The revised reflection paper comes a year and a half after the previous version and reflects input gathered at a public workshop on pediatric extrapolation held in May 2016 and recognizes the ongoing revision of the International Council for Harmonization's (ICH) E11 guideline on pediatric investigations which discusses the use of extrapolation. ICH indicated that it will take up pediatric extrapolation as a topic for a new guideline.
Despite numerous changes throughout the document, the overarching framework for pediatric extrapolation detailed in a table at the end of both versions of the paper remains unchanged.
The framework proposed by EMA centers on three elements: the extrapolation concept, extrapolation plan, and strategy for mitigating uncertainty and risk. EMA also strongly encourages drugmakers to discuss their strategy for pediatric extrapolation early on.
"It is important to seek regulatory agreement on an extrapolation concept and proposed extrapolation plan before studies are conducted, and again for important changes to the concept or plan as data in the target population emerge," EMA writes.
To develop a concept for extrapolation, EMA says that drugmakers should quantify information about the disease, drug and the
Using that information, drugmakers can look to create a model for predicting clinical efficacy based on drug exposure (pharmacokinetics), the relationship between pharmacokinetic and pharmacodynamic response, or based on some other pharmacological or clinical justification.
EMA says sponsors should then develop a plan for the tests and trials needed to validate the extrapolation concept.
"This validation confirms whether regulatory decisions can rely on the initial, or revised, predictions for the expected effects of treatment in the target population or if more data needs to be generated," EMA writes.
The regulator says that there may still be residual uncertainties at the time of marketing authorization and that it may be necessary to gather additional data post-authorization.
However, the reflection paper does not make recommendations for preferred approaches or quantitative methods for pediatric extrapolation, and instead seeks to encourage sponsors to explore and justify potentially suitable methods.

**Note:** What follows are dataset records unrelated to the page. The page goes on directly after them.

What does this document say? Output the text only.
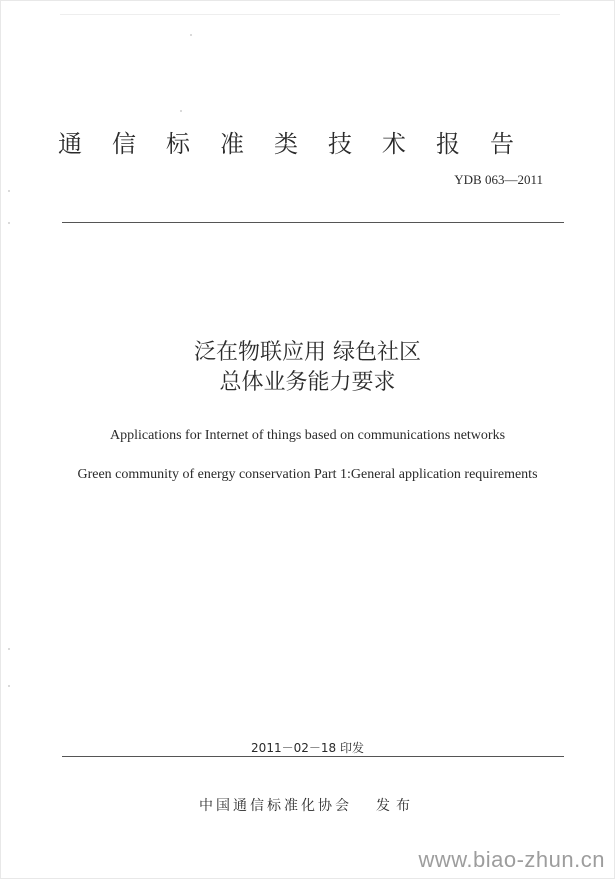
通信标准类技术报告
YDB 063—2011
泛在物联应用 绿色社区
总体业务能力要求
Applications for Internet of things based on communications networks
Green community of energy conservation Part 1:General application requirements
2011－02－18 印发
中国通信标准化协会 发布
www.biao-zhun.cn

EMA also cautions that pediatric extrapolation will not always be justifiable, especially for diseases that are "completely different" in adults and children or where not enough is known about a drug's pharmacology.
But in other situations where the understanding of a drug and disease is well established, EMA says it may be unethical not to extrapolate data as not doing so would expose more children to unnecessary studies.
Additionally, EMA notes that the objectives of extrapolation studies may be different than those of clinical studies.
"Pivotal evidence in an extrapolation plan might be based on matching exposure between the source and target population or precisely quantifying an exposure response relationship," EMA writes, noting that "less common statistical and pharmacometric methods may be used."